An A/B test simply tests two versions of the same thing to help you know which is better. The one whose results are better is the one you choose to work with.

As we talk about A/B testing calls to action, it’s important to note that testing is usually a continuous process.

That does not mean that you start the test and keep it running for eternity. You test for a period of time, use what works best then test again after some time.

The need for continuous testing comes from the ever-changing dynamics of the customer. What appealed to your page visitors today, may not appeal to them after six months.

For the test, you need to create two versions of the same element.

For example, you can create two versions of the CTA headline. Run a live test on these and analyze the information you get.

A/B testing tools have the ability to gather information on customer interaction.

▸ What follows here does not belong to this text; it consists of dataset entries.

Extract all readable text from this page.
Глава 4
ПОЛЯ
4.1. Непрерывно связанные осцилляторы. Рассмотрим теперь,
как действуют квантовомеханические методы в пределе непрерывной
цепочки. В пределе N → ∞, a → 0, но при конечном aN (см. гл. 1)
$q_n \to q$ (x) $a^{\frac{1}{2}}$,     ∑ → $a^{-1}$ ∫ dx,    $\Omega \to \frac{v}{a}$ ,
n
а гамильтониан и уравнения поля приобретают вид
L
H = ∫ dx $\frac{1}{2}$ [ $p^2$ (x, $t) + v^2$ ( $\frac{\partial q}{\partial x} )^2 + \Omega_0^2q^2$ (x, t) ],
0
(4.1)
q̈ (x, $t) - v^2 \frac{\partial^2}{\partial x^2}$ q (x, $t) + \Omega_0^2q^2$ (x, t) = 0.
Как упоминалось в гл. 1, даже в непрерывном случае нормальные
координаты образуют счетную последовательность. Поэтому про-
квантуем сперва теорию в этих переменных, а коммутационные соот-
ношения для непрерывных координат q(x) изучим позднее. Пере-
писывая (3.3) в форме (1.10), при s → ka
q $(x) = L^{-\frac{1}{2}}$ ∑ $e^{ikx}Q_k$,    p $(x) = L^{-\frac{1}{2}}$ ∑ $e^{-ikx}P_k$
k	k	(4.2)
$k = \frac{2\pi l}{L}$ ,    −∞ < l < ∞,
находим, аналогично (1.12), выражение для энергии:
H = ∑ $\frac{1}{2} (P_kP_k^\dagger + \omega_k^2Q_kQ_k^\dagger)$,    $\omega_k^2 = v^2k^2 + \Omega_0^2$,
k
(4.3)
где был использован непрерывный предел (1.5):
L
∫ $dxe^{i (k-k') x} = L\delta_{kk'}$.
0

For example, let’s say that you want to test two versions of the headlines. You will develop two landing pages. Everything will be exactly the same apart from the headline. The page which performs best gets retained.

You can test for anything. From the design of the page, the shape of the CTA button to its color.

In one case study, an A/B test was run pitting a green button and a red one. Everything else was the same.

Source: HubSpot

The test confirmed that colors have an impact on human behavior.

From over 2,000 page visits, the results showed that the red button was clicked more by 21%.

Put differently, the red button generated 21% more conversions than the green one.

Do you see the importance of testing your CTAs? Testing can be the difference between more and few conversions.

In your case also, once you design your call to action, make sure you do some testing to ascertain what works best.


Now you are well equipped to craft effective calls to action.

As you design your campaign, keep in mind the principles we’ve shared with you.

These will help you come up with the perfect message communicated in the right way.